By now, I calculate the tsunami toll at over forty 9/11s. How do we wrap our puny human brains around suffering on that scale? How do we explain it, particularly in the absence of any malevolent intent? Conscious though I am of a God outside myself, I cannot believe that this event is in any way is the result of his intent to harm or punish his creation. How do I explain it? How do I rationalize it? I don’t. That’s not my job.
What is my job is to figure out how to respond. Obviously, I send money. Obviously, I think and pray and talk and write about what this means and what the world community needs to do in the future. Right now I have not yet finished with shock and grief.
When the time is ripe, we all do more. I suspect it will have something to do with how we allocate the wealth here on our little planetary garden.
People will differ about how to make those decisions. Emotions will run high. I live and work every day in a world divided by resource allocation decisions. I run a small non-profit, and every day we make decisions either strategically or tactically, either explicitly or implicitly, but we hope always thoughtfully about how to allocate resources. When I put money into a project, that is clearly a choice, but it is also a resource allocation decision when I spend time with one client and defer another. If I overinvest in one project, by definition I am depriving competing demands for those resources. If I stop investing in an existing project, who is to say whether it might not be my decision that is the last shove over a tipping point. In a sense, all our investments are only as good as the marginal one that pushes a project to success or its demise.

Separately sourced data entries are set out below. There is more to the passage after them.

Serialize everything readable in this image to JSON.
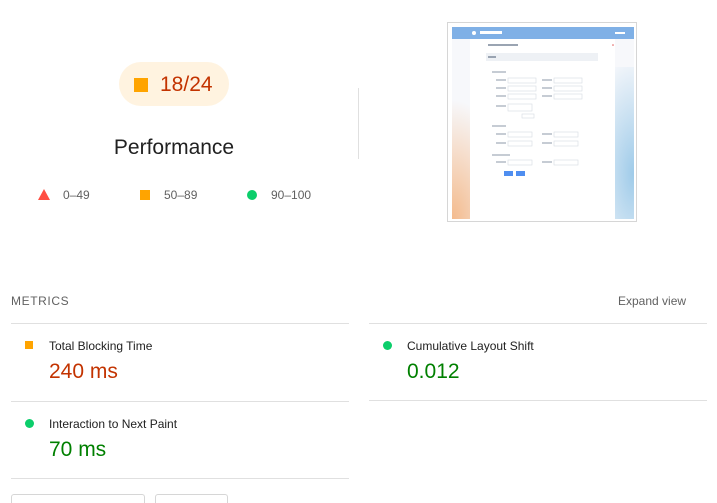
{
  "gauge": {
    "score_text": "18/24",
    "title": "Performance"
  },
  "legend": {
    "fail": "0–49",
    "average": "50–89",
    "pass": "90–100"
  },
  "colors": {
    "fail": "#ff4e42",
    "average": "#ffa400",
    "pass": "#0cce6b",
    "average_text": "#c33300",
    "pass_text": "#008000"
  },
  "metrics": {
    "header": "METRICS",
    "expand_label": "Expand view",
    "items": [
      {
        "title": "Total Blocking Time",
        "value": "240 ms",
        "rating": "average"
      },
      {
        "title": "Cumulative Layout Shift",
        "value": "0.012",
        "rating": "pass"
      },
      {
        "title": "Interaction to Next Paint",
        "value": "70 ms",
        "rating": "pass"
      }
    ]
  }
}
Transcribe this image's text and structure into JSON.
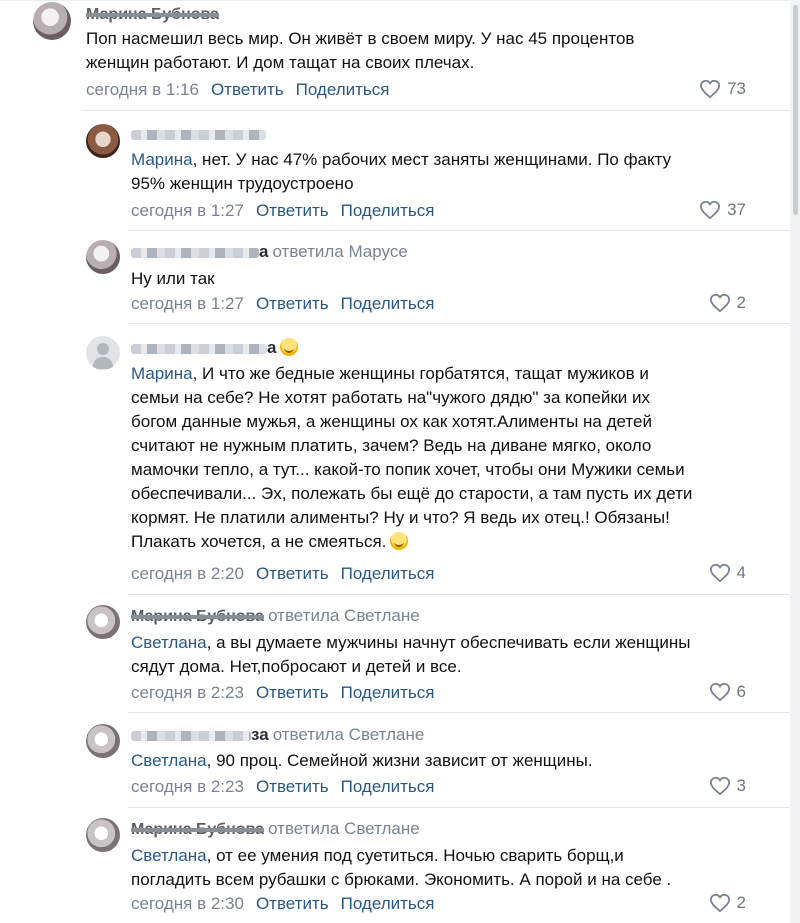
{
  "colors": {
    "link": "#2a5885",
    "meta": "#7a8392",
    "divider": "#e4e6ea",
    "likes": "#6f7785"
  },
  "comments": [
    {
      "author_tail": "Марина Бубнова",
      "replied_to": "",
      "mention": "",
      "text_lines": [
        "Поп насмешил весь мир. Он живёт в своем миру. У нас 45 процентов",
        "женщин работают. И дом тащат на своих плечах."
      ],
      "time": "сегодня в 1:16",
      "reply": "Ответить",
      "share": "Поделиться",
      "likes": "73"
    },
    {
      "author_tail": "",
      "replied_to": "",
      "mention": "Марина",
      "text_lines": [
        ", нет. У нас 47% рабочих мест заняты женщинами. По факту",
        "95% женщин трудоустроено"
      ],
      "time": "сегодня в 1:27",
      "reply": "Ответить",
      "share": "Поделиться",
      "likes": "37"
    },
    {
      "author_tail": "а",
      "replied_to": "ответила Марусе",
      "mention": "",
      "text_lines": [
        "Ну или так"
      ],
      "time": "сегодня в 1:27",
      "reply": "Ответить",
      "share": "Поделиться",
      "likes": "2"
    },
    {
      "author_tail": "а",
      "replied_to": "",
      "mention": "Марина",
      "text_lines": [
        ", И что же бедные женщины горбатятся, тащат мужиков и",
        "семьи на себе? Не хотят работать на\"чужого дядю\" за копейки их",
        "богом данные мужья, а женщины ох как хотят.Алименты на детей",
        "считают не нужным платить, зачем? Ведь на диване мягко, около",
        "мамочки тепло, а тут... какой-то попик хочет, чтобы они Мужики семьи",
        "обеспечивали... Эх, полежать бы ещё до старости, а там пусть их дети",
        "кормят. Не платили алименты? Ну и что? Я ведь их отец.! Обязаны!",
        "Плакать хочется, а не смеяться."
      ],
      "time": "сегодня в 2:20",
      "reply": "Ответить",
      "share": "Поделиться",
      "likes": "4"
    },
    {
      "author_tail": "Марина Бубнова",
      "replied_to": "ответила Светлане",
      "mention": "Светлана",
      "text_lines": [
        ", а вы думаете мужчины начнут обеспечивать если женщины",
        "сядут дома. Нет,побросают и детей и все."
      ],
      "time": "сегодня в 2:23",
      "reply": "Ответить",
      "share": "Поделиться",
      "likes": "6"
    },
    {
      "author_tail": "за",
      "replied_to": "ответила Светлане",
      "mention": "Светлана",
      "text_lines": [
        ", 90 проц. Семейной жизни зависит от женщины."
      ],
      "time": "сегодня в 2:23",
      "reply": "Ответить",
      "share": "Поделиться",
      "likes": "3"
    },
    {
      "author_tail": "Марина Бубнова",
      "replied_to": "ответила Светлане",
      "mention": "Светлана",
      "text_lines": [
        ", от ее умения под суетиться. Ночью сварить борщ,и",
        "погладить всем рубашки с брюками. Экономить. А порой и на себе ."
      ],
      "time": "сегодня в 2:30",
      "reply": "Ответить",
      "share": "Поделиться",
      "likes": "2"
    }
  ]
}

If this sounds like something out of a business school course, it is. I learned as much or more in business school as I did studying world literature at the graduate level, and the lessons are as important in my spiritual life as they are in my profession. The point is that good people starting from good premises don’t come to the same conclusions. In my simple world, this is described as the battle between the republicans and the communists.

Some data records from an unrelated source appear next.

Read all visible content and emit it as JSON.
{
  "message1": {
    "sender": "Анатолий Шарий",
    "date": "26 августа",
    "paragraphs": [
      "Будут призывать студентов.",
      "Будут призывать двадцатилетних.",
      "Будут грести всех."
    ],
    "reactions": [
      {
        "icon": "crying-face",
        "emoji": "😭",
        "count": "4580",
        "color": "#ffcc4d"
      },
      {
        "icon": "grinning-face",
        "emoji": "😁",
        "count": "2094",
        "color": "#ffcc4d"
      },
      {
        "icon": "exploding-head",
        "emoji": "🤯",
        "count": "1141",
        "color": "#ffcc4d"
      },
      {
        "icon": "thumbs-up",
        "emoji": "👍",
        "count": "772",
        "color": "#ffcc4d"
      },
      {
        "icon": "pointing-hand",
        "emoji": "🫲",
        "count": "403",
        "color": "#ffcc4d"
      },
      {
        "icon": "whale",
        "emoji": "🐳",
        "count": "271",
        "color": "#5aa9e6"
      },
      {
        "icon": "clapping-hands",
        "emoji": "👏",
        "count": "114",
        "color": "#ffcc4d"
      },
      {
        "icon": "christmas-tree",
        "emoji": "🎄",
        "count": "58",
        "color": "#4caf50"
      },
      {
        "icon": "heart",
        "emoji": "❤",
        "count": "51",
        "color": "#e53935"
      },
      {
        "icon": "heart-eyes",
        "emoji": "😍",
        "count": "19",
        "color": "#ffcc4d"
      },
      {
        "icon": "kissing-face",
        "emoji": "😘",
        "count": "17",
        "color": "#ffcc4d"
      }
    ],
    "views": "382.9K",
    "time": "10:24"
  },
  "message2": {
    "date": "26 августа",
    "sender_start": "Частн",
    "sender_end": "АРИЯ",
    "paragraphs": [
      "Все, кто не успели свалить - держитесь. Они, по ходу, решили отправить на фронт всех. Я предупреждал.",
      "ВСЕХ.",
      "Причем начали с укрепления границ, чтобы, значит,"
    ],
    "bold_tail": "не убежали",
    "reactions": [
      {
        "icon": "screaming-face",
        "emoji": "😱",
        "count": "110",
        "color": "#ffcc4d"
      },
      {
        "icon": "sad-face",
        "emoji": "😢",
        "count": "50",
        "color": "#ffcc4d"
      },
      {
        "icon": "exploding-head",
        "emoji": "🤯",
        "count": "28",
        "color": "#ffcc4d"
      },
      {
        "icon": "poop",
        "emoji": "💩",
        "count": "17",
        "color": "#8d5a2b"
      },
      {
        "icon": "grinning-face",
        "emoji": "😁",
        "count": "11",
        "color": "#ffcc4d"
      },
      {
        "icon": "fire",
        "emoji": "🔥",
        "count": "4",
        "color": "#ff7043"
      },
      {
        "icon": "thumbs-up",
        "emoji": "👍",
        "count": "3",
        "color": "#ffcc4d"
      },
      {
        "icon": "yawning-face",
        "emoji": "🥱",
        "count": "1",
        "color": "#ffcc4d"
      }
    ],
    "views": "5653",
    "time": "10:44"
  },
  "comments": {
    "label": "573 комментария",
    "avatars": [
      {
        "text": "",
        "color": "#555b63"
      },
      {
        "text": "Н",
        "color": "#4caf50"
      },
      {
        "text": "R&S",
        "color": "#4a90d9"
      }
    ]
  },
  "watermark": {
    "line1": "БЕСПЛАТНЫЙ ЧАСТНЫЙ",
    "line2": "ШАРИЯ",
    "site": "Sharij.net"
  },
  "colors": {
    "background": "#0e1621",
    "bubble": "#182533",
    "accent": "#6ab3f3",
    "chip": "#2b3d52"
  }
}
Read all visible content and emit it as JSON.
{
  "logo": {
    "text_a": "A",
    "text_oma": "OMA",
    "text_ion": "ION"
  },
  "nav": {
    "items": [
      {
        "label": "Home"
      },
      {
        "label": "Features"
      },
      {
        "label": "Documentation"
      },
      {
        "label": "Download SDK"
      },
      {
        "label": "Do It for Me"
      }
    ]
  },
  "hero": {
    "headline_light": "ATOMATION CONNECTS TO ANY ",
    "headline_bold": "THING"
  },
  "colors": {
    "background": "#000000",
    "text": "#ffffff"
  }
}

Try not to think of these as capital-R republicans and capital-C communists. Instead, think of competing forces in how resources get allocated. When I took my job, one board member took me aside—though he swears he does not remember this conversation—and gave me some discreet advice. “Karen,” he said, “You will deal with a lot of different people in this job, and I just want you to be careful not to spend too much time with the communists.”

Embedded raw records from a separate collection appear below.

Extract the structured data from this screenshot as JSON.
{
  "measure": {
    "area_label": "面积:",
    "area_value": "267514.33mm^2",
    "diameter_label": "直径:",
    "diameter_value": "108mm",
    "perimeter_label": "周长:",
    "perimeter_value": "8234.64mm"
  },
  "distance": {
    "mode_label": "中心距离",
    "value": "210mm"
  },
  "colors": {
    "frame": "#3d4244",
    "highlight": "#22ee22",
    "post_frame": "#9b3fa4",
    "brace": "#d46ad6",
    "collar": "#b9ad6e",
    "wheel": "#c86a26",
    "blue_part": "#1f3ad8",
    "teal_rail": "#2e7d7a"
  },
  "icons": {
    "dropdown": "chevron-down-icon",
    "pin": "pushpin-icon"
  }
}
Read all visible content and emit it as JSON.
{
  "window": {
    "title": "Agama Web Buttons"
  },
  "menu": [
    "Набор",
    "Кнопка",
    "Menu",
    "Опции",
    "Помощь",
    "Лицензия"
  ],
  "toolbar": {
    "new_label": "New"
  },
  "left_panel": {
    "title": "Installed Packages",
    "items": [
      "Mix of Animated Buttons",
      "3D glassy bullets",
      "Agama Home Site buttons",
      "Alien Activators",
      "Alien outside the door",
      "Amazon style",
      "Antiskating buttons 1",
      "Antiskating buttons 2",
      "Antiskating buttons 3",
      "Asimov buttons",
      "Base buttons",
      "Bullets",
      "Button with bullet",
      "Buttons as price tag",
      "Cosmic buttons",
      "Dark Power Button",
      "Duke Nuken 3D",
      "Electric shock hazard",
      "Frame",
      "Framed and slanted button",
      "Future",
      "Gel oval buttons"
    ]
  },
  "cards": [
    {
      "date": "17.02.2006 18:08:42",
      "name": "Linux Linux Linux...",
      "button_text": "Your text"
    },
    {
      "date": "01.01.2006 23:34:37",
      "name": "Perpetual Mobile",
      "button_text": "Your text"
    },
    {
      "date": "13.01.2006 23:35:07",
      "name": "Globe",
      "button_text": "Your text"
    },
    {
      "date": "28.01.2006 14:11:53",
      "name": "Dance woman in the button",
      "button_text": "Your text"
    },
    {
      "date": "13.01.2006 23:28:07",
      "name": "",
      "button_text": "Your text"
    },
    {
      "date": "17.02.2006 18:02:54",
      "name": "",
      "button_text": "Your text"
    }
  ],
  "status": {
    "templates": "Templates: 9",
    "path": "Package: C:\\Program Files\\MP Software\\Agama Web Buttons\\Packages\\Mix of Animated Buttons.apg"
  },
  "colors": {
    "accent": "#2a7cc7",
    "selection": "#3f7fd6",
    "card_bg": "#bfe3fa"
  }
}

This advice has been extremely helpful to me. It reminds me that historically my little non-profit had swung wide in the direction of instituting policies that aim to set up overarching systems that do good for people, financing them by redistributing resources from the more wealthy to those in greater need. My board member was expressing a different view that says people cannot and should not control other people without their consent and that some systems run amuck and siphon off resources to support a condescending and inefficient bureaucracy. Or more accurately, my board member was expressing the need to swing back the other direction in some degree. Similarly, it is one function of government to moderate human tendencies in one direction or the other, as it is the function of the brain to moderate between the demands of the stomach and the heart.
Here in Vermont, we heard some of the same conflicts when the last election ended. It wasn’t so much the refusal of the rest of the country to embrace Howard Dean. Rather, it was the shock at being one of so very few completely blue states. Many Vermonters were completely undone at the idea that other views could be so very deeply and inexplicably different from their own. “What world can they be living in?” was the question I heard again and again, both from liberal left and practical right-thinkers.
And there, my friends, is the crux of the matter. In any given situation, we may choose the care-taking option or defense of freedom. In any given situation, care-taking may bleed over into condescension or stifling bureaucracy. In any given situation, defense of freedom can morph into flint-hearted disregard of my neighbor. It all depends on perspective. It depends on how big the resource pie we have to divide among the multitude. It depends on the skills and the hearts of those who are doing the dividing. It depends mightily on the process in which we collectively engage to divide up the pie. As a second order effect, it also depends on how much of the pie we are willing to chew up in dividing up the pie.
My wish for the new year is that die-hard republicans take a moment to explore the many circumstances in which we do support common good and think about whether our approach needs to expand or at least to be realigned. My wish for the new year is that die-hard liberals (little-c communists) take a moment to think about how our desires to fix the world are aided by budgets and selective neglect of some demands on our time, money and other resources. My wish for the new year is that we each expand our comfortable and constrained worldviews and try to see our counterparts not as monsters but as decent human beings trying to do the right thing even as we battle our lesser instincts in our own hearts and minds.
Perhaps the first step is to decide where we draw the magic circle of who is to be loved, supported and nourished. For me, that circle takes in all humankind.